Over the course of your career, you may find that the knowledge and skills necessary to achieve your goals often change. After all, different goals require different abilities. Mateu Batle, a software engineer based in Lima, Peru, discovered as much when he launched the fintech start-up Rextie.
Batle had a wealth of experience in software engineering—25 years to be exact—and a bachelor’s degree in the field. But as he launched Rextie and began to scale his company, he quickly realized that serving as its co-founder and CEO required something more. “You need those business skills,” he said.
Initially, Batle set about learning the business side of things by doing. Eventually, however, he realized that earning a more formal education would be better in the long run. “Sometimes, as you scale, you need something more to take it to the next level,” he said.
Batle decided to pursue an online Master of Business Administration (iMBA) with the well-regarded University of Illinois’ Gies College of Business. He was less concerned about the degree as a credential, and more interested in the practical ways it would impact his business. “My goal was not to get the degree to have the paper on the wall,” he explained. “It was more about getting the knowledge and experience to have the tools to scale my business.”
For years, Batle had thought about earning his MBA, but between work, marriage, and his other responsibilities, it felt hard to find the time. “I had wanted to do this, but I didn’t have time to do it or it wasn’t a priority,” he said. Once he was ready to get going, though, he didn’t want anything to hold him back. “I wanted to get the learnings I needed as soon as possible,” he said.
It helped that Gies’ application process cut out a lot of bureaucracy. “It didn’t require the GMAT,” he said, referencing the standard graduate business entrance exam, which can often take significant time to prepare for and take. However, since Batle is not a native English speaker, he did have to provide a certification that he could comprehend the language. “It was very easy to do through Duolingo. It made it easier to check that box.”

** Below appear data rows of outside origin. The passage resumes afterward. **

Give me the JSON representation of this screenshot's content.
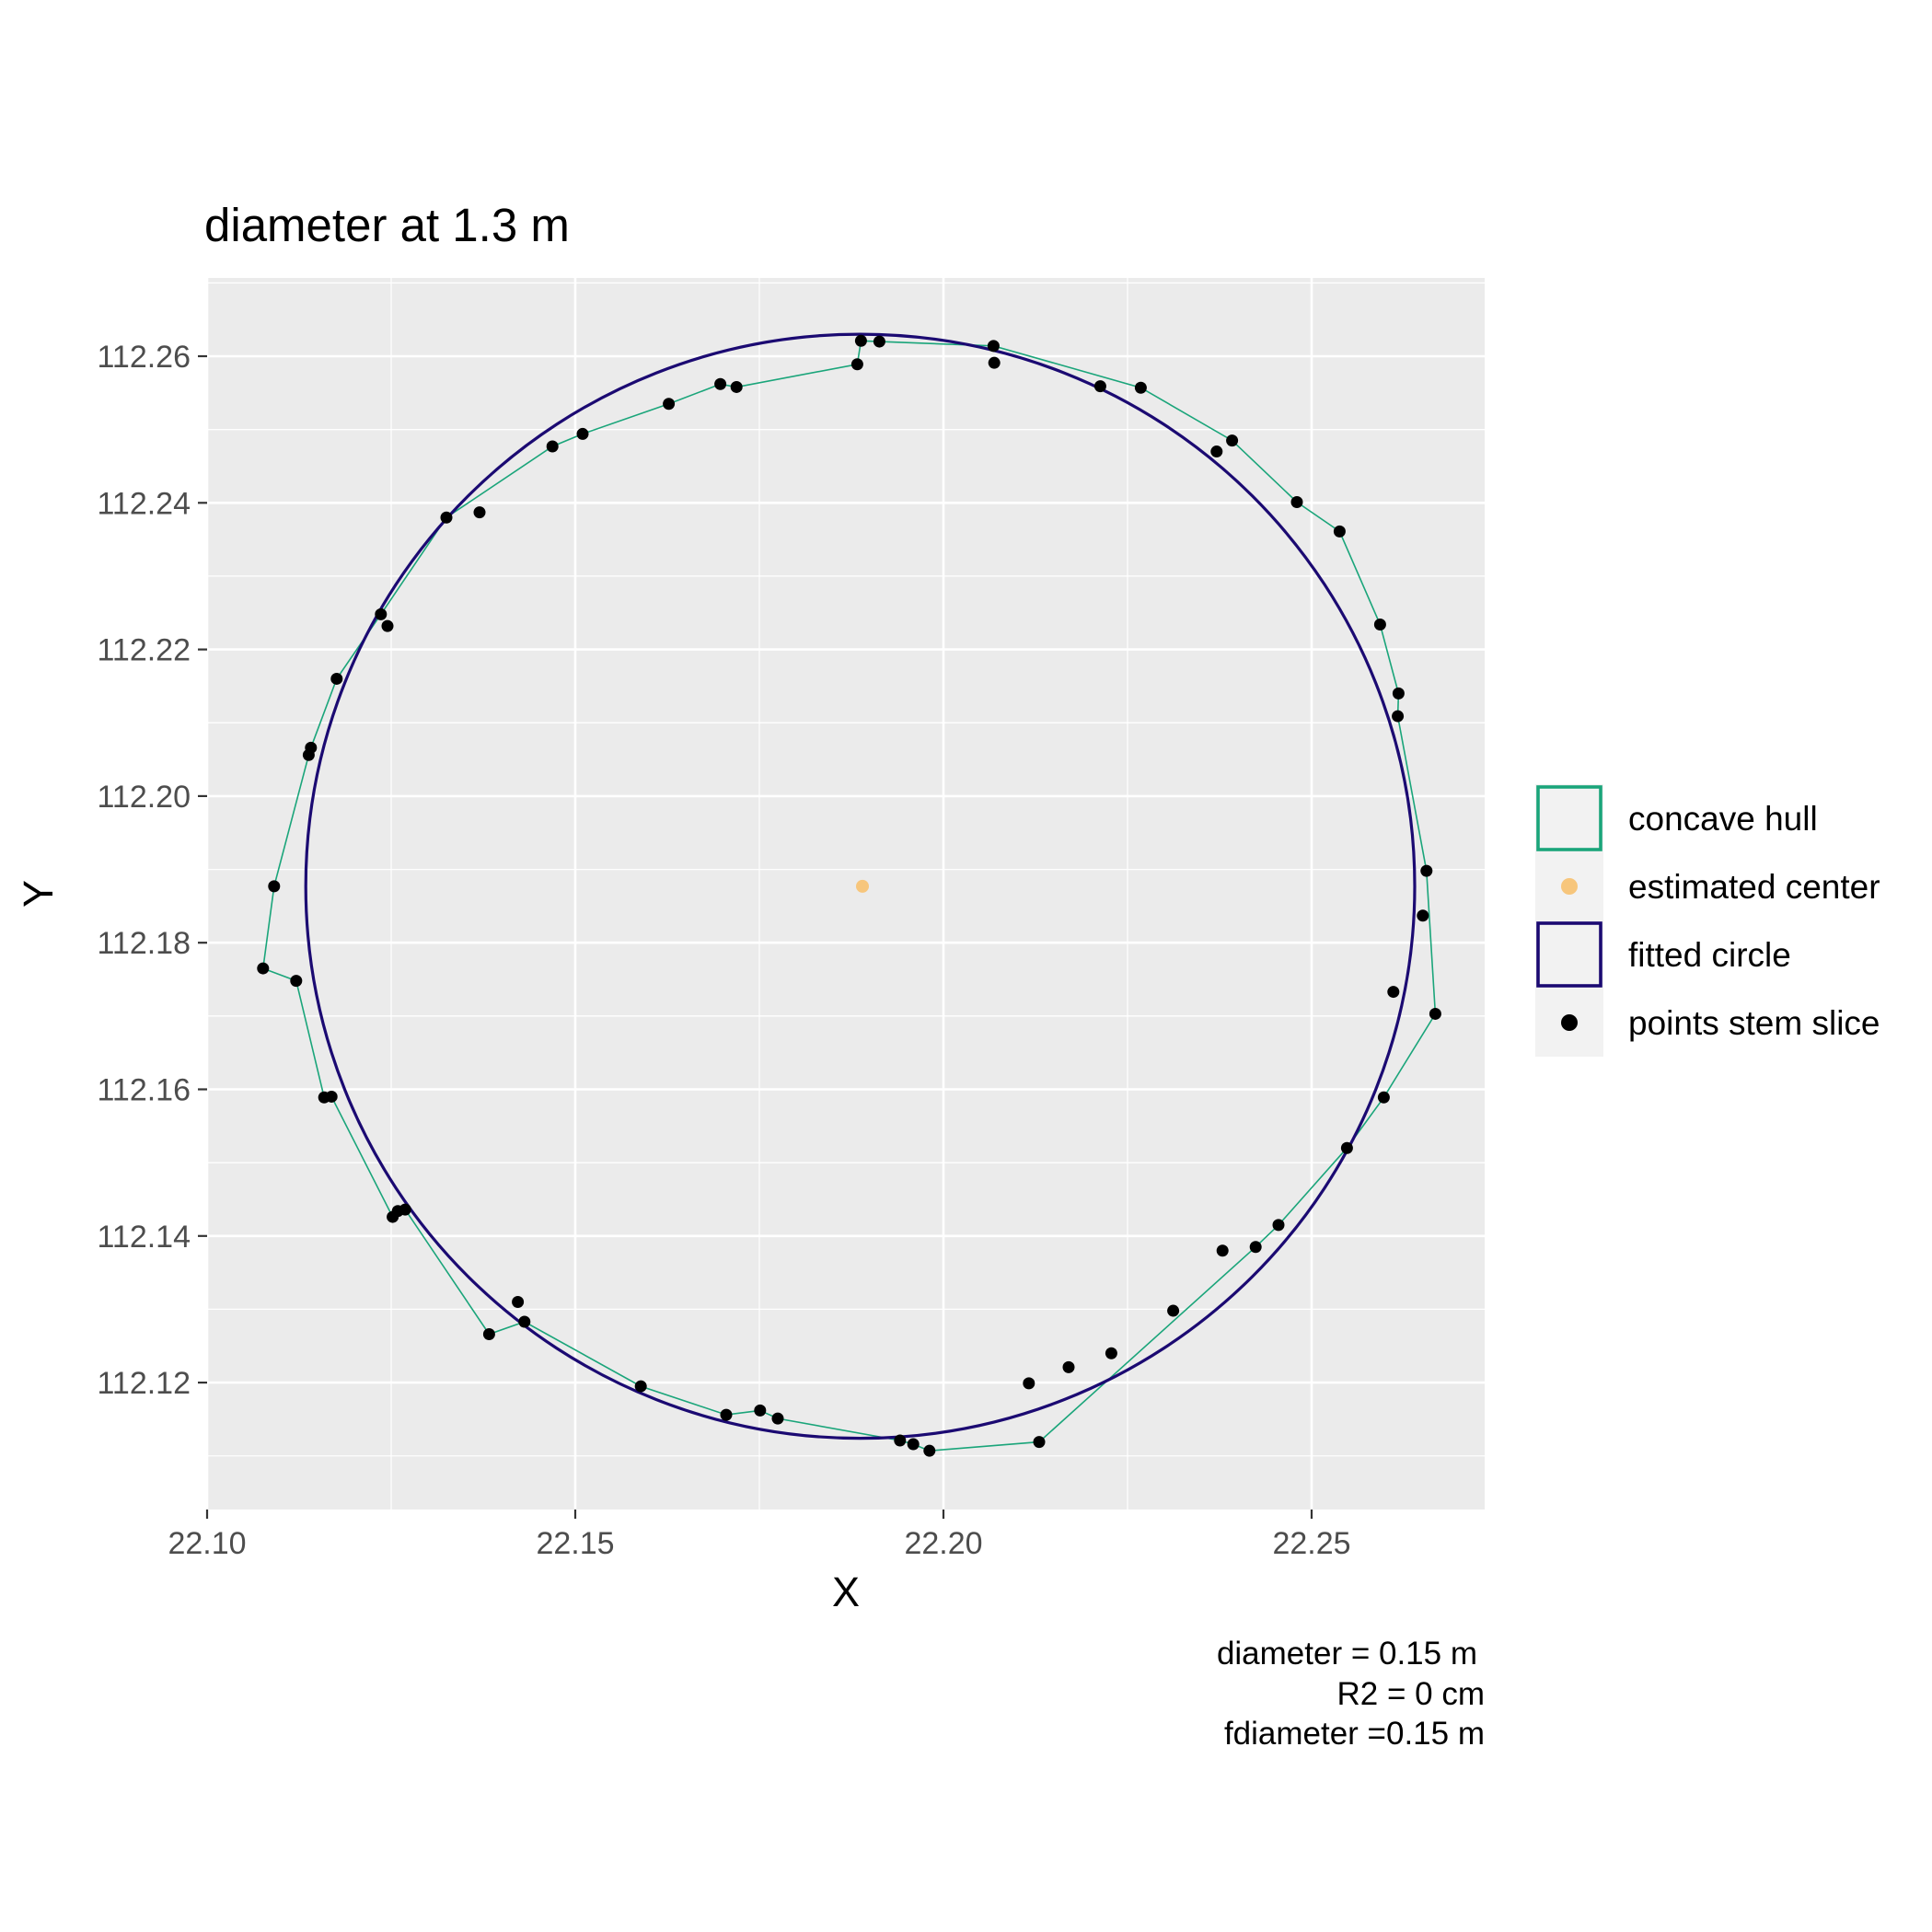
{
  "chart_data": {
    "type": "scatter",
    "title": "diameter at 1.3 m",
    "xlabel": "X",
    "ylabel": "Y",
    "xlim": [
      22.1,
      22.275
    ],
    "ylim": [
      112.103,
      112.271
    ],
    "x_ticks": [
      22.1,
      22.15,
      22.2,
      22.25
    ],
    "x_tick_labels": [
      "22.10",
      "22.15",
      "22.20",
      "22.25"
    ],
    "y_ticks": [
      112.12,
      112.14,
      112.16,
      112.18,
      112.2,
      112.22,
      112.24,
      112.26
    ],
    "y_tick_labels": [
      "112.12",
      "112.14",
      "112.16",
      "112.18",
      "112.20",
      "112.22",
      "112.24",
      "112.26"
    ],
    "grid": true,
    "legend_position": "right",
    "legend": [
      {
        "label": "concave hull",
        "kind": "hull-box",
        "color": "#1aa57a"
      },
      {
        "label": "estimated center",
        "kind": "dot",
        "color": "#f7c67c"
      },
      {
        "label": "fitted circle",
        "kind": "circle-box",
        "color": "#1b0a72"
      },
      {
        "label": "points stem slice",
        "kind": "dot",
        "color": "#000000"
      }
    ],
    "caption": [
      "diameter = 0.15 m",
      "R2 = 0 cm",
      "fdiameter =0.15 m"
    ],
    "center": {
      "x": 22.189,
      "y": 112.1877
    },
    "fitted_circle": {
      "cx": 22.1887,
      "cy": 112.1877,
      "r": 0.0753,
      "color": "#1b0a72"
    },
    "hull_color": "#1aa57a",
    "points": [
      [
        22.1888,
        112.2621
      ],
      [
        22.1913,
        112.262
      ],
      [
        22.2068,
        112.2614
      ],
      [
        22.1883,
        112.2589
      ],
      [
        22.2069,
        112.2591
      ],
      [
        22.2213,
        112.2559
      ],
      [
        22.2268,
        112.2557
      ],
      [
        22.1697,
        112.2562
      ],
      [
        22.1719,
        112.2558
      ],
      [
        22.1627,
        112.2535
      ],
      [
        22.151,
        112.2494
      ],
      [
        22.1469,
        112.2477
      ],
      [
        22.2371,
        112.247
      ],
      [
        22.2392,
        112.2485
      ],
      [
        22.1325,
        112.238
      ],
      [
        22.137,
        112.2387
      ],
      [
        22.248,
        112.2401
      ],
      [
        22.2538,
        112.2361
      ],
      [
        22.1236,
        112.2248
      ],
      [
        22.1245,
        112.2232
      ],
      [
        22.2593,
        112.2234
      ],
      [
        22.1176,
        112.216
      ],
      [
        22.2618,
        112.214
      ],
      [
        22.2617,
        112.2109
      ],
      [
        22.1141,
        112.2066
      ],
      [
        22.1138,
        112.2056
      ],
      [
        22.2656,
        112.1898
      ],
      [
        22.1091,
        112.1877
      ],
      [
        22.2651,
        112.1837
      ],
      [
        22.1076,
        112.1765
      ],
      [
        22.1121,
        112.1748
      ],
      [
        22.2611,
        112.1733
      ],
      [
        22.2668,
        112.1703
      ],
      [
        22.1159,
        112.1589
      ],
      [
        22.1169,
        112.159
      ],
      [
        22.2598,
        112.1589
      ],
      [
        22.2548,
        112.152
      ],
      [
        22.1252,
        112.1426
      ],
      [
        22.1259,
        112.1434
      ],
      [
        22.1269,
        112.1436
      ],
      [
        22.2455,
        112.1415
      ],
      [
        22.2424,
        112.1385
      ],
      [
        22.2379,
        112.138
      ],
      [
        22.1422,
        112.131
      ],
      [
        22.2312,
        112.1298
      ],
      [
        22.1431,
        112.1283
      ],
      [
        22.1383,
        112.1266
      ],
      [
        22.2228,
        112.124
      ],
      [
        22.217,
        112.1221
      ],
      [
        22.2116,
        112.1199
      ],
      [
        22.1589,
        112.1195
      ],
      [
        22.1751,
        112.1162
      ],
      [
        22.1705,
        112.1156
      ],
      [
        22.1775,
        112.1151
      ],
      [
        22.213,
        112.1119
      ],
      [
        22.1941,
        112.1121
      ],
      [
        22.1959,
        112.1116
      ],
      [
        22.1981,
        112.1107
      ]
    ],
    "hull": [
      [
        22.1888,
        112.2621
      ],
      [
        22.1913,
        112.262
      ],
      [
        22.2068,
        112.2614
      ],
      [
        22.2268,
        112.2557
      ],
      [
        22.2392,
        112.2485
      ],
      [
        22.248,
        112.2401
      ],
      [
        22.2538,
        112.2361
      ],
      [
        22.2593,
        112.2234
      ],
      [
        22.2618,
        112.214
      ],
      [
        22.2617,
        112.2109
      ],
      [
        22.2656,
        112.1898
      ],
      [
        22.2668,
        112.1703
      ],
      [
        22.2598,
        112.1589
      ],
      [
        22.2548,
        112.152
      ],
      [
        22.2455,
        112.1415
      ],
      [
        22.2424,
        112.1385
      ],
      [
        22.213,
        112.1119
      ],
      [
        22.1981,
        112.1107
      ],
      [
        22.1959,
        112.1116
      ],
      [
        22.1941,
        112.1121
      ],
      [
        22.1775,
        112.1151
      ],
      [
        22.1751,
        112.1162
      ],
      [
        22.1705,
        112.1156
      ],
      [
        22.1589,
        112.1195
      ],
      [
        22.1431,
        112.1283
      ],
      [
        22.1383,
        112.1266
      ],
      [
        22.1269,
        112.1436
      ],
      [
        22.1259,
        112.1434
      ],
      [
        22.1252,
        112.1426
      ],
      [
        22.1169,
        112.159
      ],
      [
        22.1159,
        112.1589
      ],
      [
        22.1121,
        112.1748
      ],
      [
        22.1076,
        112.1765
      ],
      [
        22.1091,
        112.1877
      ],
      [
        22.1138,
        112.2056
      ],
      [
        22.1141,
        112.2066
      ],
      [
        22.1176,
        112.216
      ],
      [
        22.1236,
        112.2248
      ],
      [
        22.1325,
        112.238
      ],
      [
        22.1469,
        112.2477
      ],
      [
        22.151,
        112.2494
      ],
      [
        22.1627,
        112.2535
      ],
      [
        22.1697,
        112.2562
      ],
      [
        22.1719,
        112.2558
      ],
      [
        22.1883,
        112.2589
      ]
    ]
  }
}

Then there was the program itself, which offered greater flexibility for working professionals and the opportunity to build a program that works best for each student’s unique needs. “That’s something they have done very well,” Batle said. “You can choose to do one or two courses in a term, and the curriculum is possible to customize. I could adapt it to the things I consider more helpful for my business. I chose business analytics and digital marketing.”
As an online program, the iMBA also offers immersion opportunities to round out students’ education. “Being an online degree, sometimes you need to do more face-to-face interaction with people,” Batle said. “A group of about 40 iMBA students met in Brazil last August to do a real case on a real company. It was an amazing experience, especially the social part. The group was exceptional. I really enjoyed that.” That immersion opportunity also fulfilled one of the program’s two specialization capstone requirements.
If it sounds daunting to run your own business and go to graduate school, Batle has figured out how to balance those competing needs. For instance, it’s crucial to stay organized. He recommends setting aside at least ten hours a week for coursework. “Prioritize accordingly so you have that time,” he advised. “Plan a week in advance because sometimes you have different levels of work or assignments to do.”
Batle is set to graduate in June 2024, but he’s already seeing his education pay off. “It has so far contributed to the scaling and the growth of Rextie,” he said. “We recently got an investment from a very big bank in the US. Being a start-up in Peru, which is not a country normally known for investments. It has been worth the effort.”